Vladimir Bolea (born 23 September 1971) is a Moldovan politician and meritocrat currently serving as Deputy Prime Minister and Minister of Infrastructure and Regional Development in the Tofan Cabinet.

== Early life ==
Bolea was born on 23 September 1971 in Carabetovca, then part of the Moldavian SSR. From 1989 to 1991 he studied at the Leningrad Higher Military Political School of Air Defense in the Russian SFSR. Returning to Moldova, from 1991 to 1997 he then studied at the State University of Moldova for a license in history, while at the same time completing his license in law from 1994 to 1997. He started working in 2001 as director of S.C. PATIPTODCOM S.R.L. in Chișinău, which he served as director of until 2015. From 2001 to 2002 he returned to the State University of Moldova, receiving his Master's degree's in economic law.

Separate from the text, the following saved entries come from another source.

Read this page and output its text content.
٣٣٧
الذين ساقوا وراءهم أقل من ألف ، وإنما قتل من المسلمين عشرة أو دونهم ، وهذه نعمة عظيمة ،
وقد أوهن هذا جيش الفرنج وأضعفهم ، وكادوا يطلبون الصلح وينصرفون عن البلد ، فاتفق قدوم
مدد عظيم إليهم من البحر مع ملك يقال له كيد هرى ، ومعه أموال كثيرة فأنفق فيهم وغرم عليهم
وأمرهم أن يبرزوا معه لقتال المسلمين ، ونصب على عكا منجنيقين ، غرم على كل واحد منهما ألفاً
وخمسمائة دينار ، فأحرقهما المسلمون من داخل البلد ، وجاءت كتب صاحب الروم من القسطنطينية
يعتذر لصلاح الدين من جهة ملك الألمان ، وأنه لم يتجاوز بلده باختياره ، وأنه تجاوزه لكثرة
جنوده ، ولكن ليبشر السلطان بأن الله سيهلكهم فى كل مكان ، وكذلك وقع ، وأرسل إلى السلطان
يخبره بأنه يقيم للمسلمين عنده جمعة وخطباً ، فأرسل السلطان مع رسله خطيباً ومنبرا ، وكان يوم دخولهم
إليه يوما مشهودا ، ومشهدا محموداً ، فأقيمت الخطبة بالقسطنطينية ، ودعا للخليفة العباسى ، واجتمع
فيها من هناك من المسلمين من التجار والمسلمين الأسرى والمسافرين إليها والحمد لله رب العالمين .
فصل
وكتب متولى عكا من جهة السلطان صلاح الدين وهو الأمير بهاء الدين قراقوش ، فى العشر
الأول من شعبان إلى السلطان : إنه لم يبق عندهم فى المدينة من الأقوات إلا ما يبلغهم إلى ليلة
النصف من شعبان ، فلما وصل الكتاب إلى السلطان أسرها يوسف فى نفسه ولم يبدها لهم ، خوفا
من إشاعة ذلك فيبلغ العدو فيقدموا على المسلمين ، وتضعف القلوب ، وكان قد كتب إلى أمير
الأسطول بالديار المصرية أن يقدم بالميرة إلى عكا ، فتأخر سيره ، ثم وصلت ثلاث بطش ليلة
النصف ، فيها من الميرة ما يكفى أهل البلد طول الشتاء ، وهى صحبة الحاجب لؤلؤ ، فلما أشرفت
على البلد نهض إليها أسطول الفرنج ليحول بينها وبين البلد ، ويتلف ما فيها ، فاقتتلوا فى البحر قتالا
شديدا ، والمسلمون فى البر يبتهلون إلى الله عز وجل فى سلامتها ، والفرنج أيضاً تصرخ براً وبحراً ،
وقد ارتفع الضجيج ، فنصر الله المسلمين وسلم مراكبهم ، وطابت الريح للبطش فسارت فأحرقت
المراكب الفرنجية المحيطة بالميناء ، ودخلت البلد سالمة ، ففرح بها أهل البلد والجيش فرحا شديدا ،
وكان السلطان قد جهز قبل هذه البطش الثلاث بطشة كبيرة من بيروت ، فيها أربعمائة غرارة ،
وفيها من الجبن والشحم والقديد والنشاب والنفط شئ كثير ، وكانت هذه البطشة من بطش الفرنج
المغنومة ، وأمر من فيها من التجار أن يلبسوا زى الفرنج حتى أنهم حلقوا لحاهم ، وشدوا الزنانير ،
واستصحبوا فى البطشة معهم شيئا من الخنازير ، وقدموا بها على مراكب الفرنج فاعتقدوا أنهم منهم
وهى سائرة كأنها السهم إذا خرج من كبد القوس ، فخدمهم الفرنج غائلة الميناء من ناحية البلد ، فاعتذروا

Meanwhile, he was also an instructor in economics at the School of Advanced Studies in Journalism from 2012 to 2019, and Director of SC GFC HOLBOCA SRL from 2013 to 2019.

== Political career ==
Bolea joined the Party of Action and Solidarity in 2019. He ran in the 2019 Moldovan parliamentary election as a representative of the political alliance NOW Platform DA and PAS in Constituency No. 27, defeating Radu Mudreac by around 7% percent. After serving as Chairman of the Parliamentary Committee on Agriculture, he was chosen as Agriculture Minister by Maia Sandu, and was sworn in on 8 July 2022, replacing Viorel Gherciu. In November 2024 it was announced that he would leave the position as Minister of Agriculture to take over the Minister of Infrastructure and Regional Development, a position that had remained vacant since Andrei Spînu's resignation.